When I first started out in business, I imagined my biggest challenge would be making money. Fortunately, for me, that wasn’t the case. By listening to my customers needs and responding with products and services to meet those demands, I was able to pass that test. It wasn’t easy. But I can still remember how I felt when I received our first check. I had made it and now I could take a deep breath -- or so I thought.
What I didn’t realize was that my challenges had only just begun. Managing the cash flow, and keeping my own cash for as long as possible, turned out to be as challenging as making the money to begin with.
Through the years, I discovered several lessons – some of them hard-learned – about how to manage cash in a growing business. Here's what I learned: My seven secrets to managing your cash as you grow
1.) Keep your overhead low. When you start making money, it is tempting to go out and spend it. Be careful -- growth takes money. By keeping you’re your fixed costs (or burn rate) low, you will be better positioned to weather the ups and downs inherent in business growth. Forgo the Class A office space unless your business requires it, and save your money to invest in things that will fuel your growth.
2.) Never pay a bill early. Many small business owners, especially first-timers, take pride in being able
to pay a bill before it is due and wrongly believe it will improve their credit rating.
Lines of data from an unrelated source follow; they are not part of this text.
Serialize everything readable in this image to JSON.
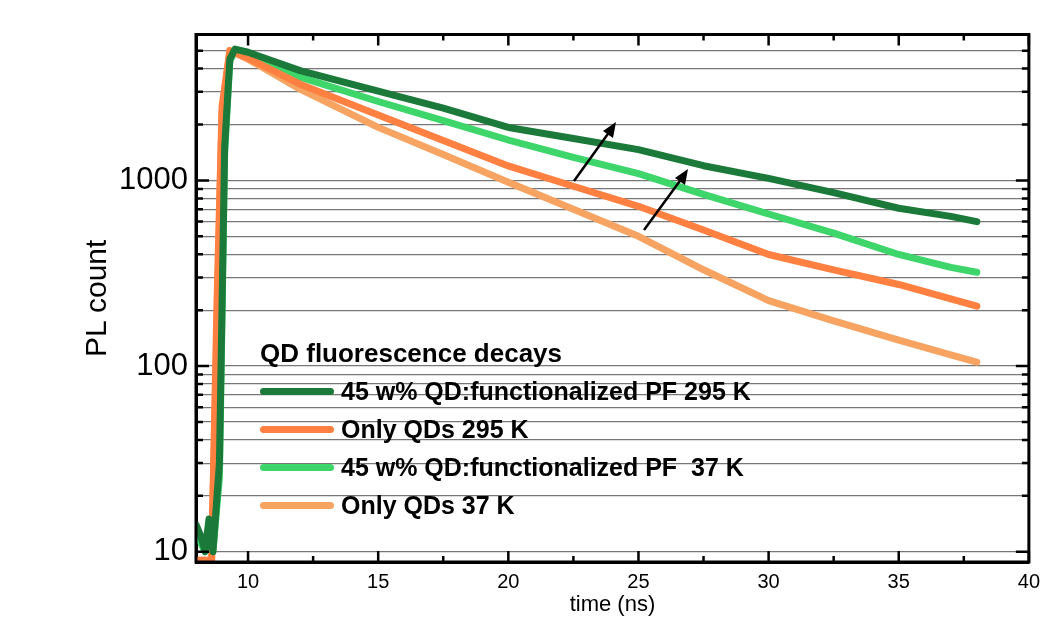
{
  "chart_data": {
    "type": "line",
    "xlabel": "time (ns)",
    "ylabel": "PL count",
    "legend_title": "QD fluorescence decays",
    "legend": "bottom left",
    "grid": true,
    "log": "y",
    "xlim": [
      8,
      40
    ],
    "xticks": [
      10,
      {
        "value": 12.5,
        "label": null
      },
      15,
      {
        "value": 17.5,
        "label": null
      },
      20,
      {
        "value": 22.5,
        "label": null
      },
      25,
      {
        "value": 27.5,
        "label": null
      },
      30,
      {
        "value": 32.5,
        "label": null
      },
      35,
      {
        "value": 37.5,
        "label": null
      },
      40
    ],
    "ylim": [
      8.8,
      6100
    ],
    "yticks": [
      10,
      {
        "value": 20,
        "label": null
      },
      {
        "value": 30,
        "label": null
      },
      {
        "value": 40,
        "label": null
      },
      {
        "value": 50,
        "label": null
      },
      {
        "value": 60,
        "label": null
      },
      {
        "value": 70,
        "label": null
      },
      {
        "value": 80,
        "label": null
      },
      {
        "value": 90,
        "label": null
      },
      100,
      {
        "value": 200,
        "label": null
      },
      {
        "value": 300,
        "label": null
      },
      {
        "value": 400,
        "label": null
      },
      {
        "value": 500,
        "label": null
      },
      {
        "value": 600,
        "label": null
      },
      {
        "value": 700,
        "label": null
      },
      {
        "value": 800,
        "label": null
      },
      {
        "value": 900,
        "label": null
      },
      1000,
      {
        "value": 2000,
        "label": null
      },
      {
        "value": 3000,
        "label": null
      },
      {
        "value": 4000,
        "label": null
      },
      {
        "value": 5000,
        "label": null
      }
    ],
    "series": [
      {
        "name": "45 w% QD:functionalized PF 295 K",
        "color": "#1b7a3a",
        "x": [
          8.0,
          8.2,
          8.35,
          8.5,
          8.65,
          8.9,
          9.1,
          9.3,
          9.5,
          10,
          12,
          15,
          17.5,
          20,
          22.5,
          25,
          27.5,
          30,
          32.5,
          35,
          37,
          38
        ],
        "values": [
          14,
          12,
          10,
          15,
          10,
          30,
          1500,
          4500,
          5100,
          4900,
          3900,
          3030,
          2450,
          1930,
          1680,
          1465,
          1200,
          1025,
          860,
          708,
          640,
          600
        ]
      },
      {
        "name": "Only QDs 295 K",
        "color": "#ff8040",
        "x": [
          8.0,
          8.3,
          8.6,
          8.8,
          9.0,
          9.3,
          10,
          12,
          15,
          17.5,
          20,
          22.5,
          25,
          27.5,
          30,
          32.5,
          35,
          37,
          38
        ],
        "values": [
          9,
          9,
          9,
          200,
          2500,
          5000,
          4550,
          3300,
          2250,
          1640,
          1196,
          930,
          725,
          540,
          399,
          330,
          275,
          230,
          210
        ]
      },
      {
        "name": "45 w% QD:functionalized PF  37 K",
        "color": "#3ed66b",
        "x": [
          8.0,
          8.2,
          8.35,
          8.5,
          8.65,
          8.9,
          9.1,
          9.3,
          9.5,
          10,
          12,
          15,
          17.5,
          20,
          22.5,
          25,
          27.5,
          30,
          32.5,
          35,
          37,
          38
        ],
        "values": [
          13,
          11,
          10,
          14,
          10,
          25,
          1400,
          4400,
          5000,
          4700,
          3600,
          2660,
          2100,
          1650,
          1330,
          1087,
          840,
          659,
          520,
          399,
          340,
          320
        ]
      },
      {
        "name": "Only QDs 37 K",
        "color": "#f7a463",
        "x": [
          8.0,
          8.3,
          8.6,
          8.8,
          9.0,
          9.3,
          10,
          12,
          15,
          17.5,
          20,
          22.5,
          25,
          27.5,
          30,
          32.5,
          35,
          37,
          38
        ],
        "values": [
          9,
          9,
          9,
          150,
          2300,
          5000,
          4500,
          3100,
          1930,
          1380,
          977,
          700,
          500,
          330,
          225,
          175,
          138,
          115,
          105
        ]
      }
    ]
  }
}
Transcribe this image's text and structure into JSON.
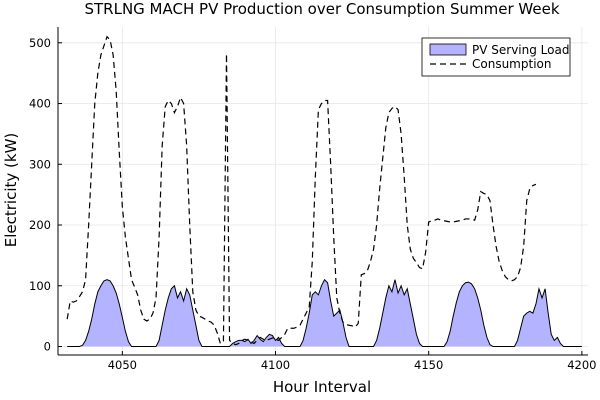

But what they are actually doing is giving someone else unearned use of their cash. Unless there is a discount for early payment, resist the urge and hang on to your money as long as possible.
3.) Barter for what your business needs. Trading your goods or services for other products or services has two purposes: it gets you what you need for your business, and it allows you to retain your cash. Be creative in what you can get for no money; I have a friend who bartered some of her time for two years of rent-free, fully-stocked lab space.
4.) Negotiate slow payment terms with your suppliers. Try to get your payments pushed out as far as possible. Don’t pay a subcontractor weekly if your client is paying you monthly. Sometimes, this is difficult to negotiate, especially if your subs are small, too. However, many service providers whom you would not expect – lawyers, accountants, etc. – are willing to let you stretch out payments to them if you just ask. They know you are starting up, and if you can convince them you’ll stay with them when you start to grow, they may be willing to take a chance on you.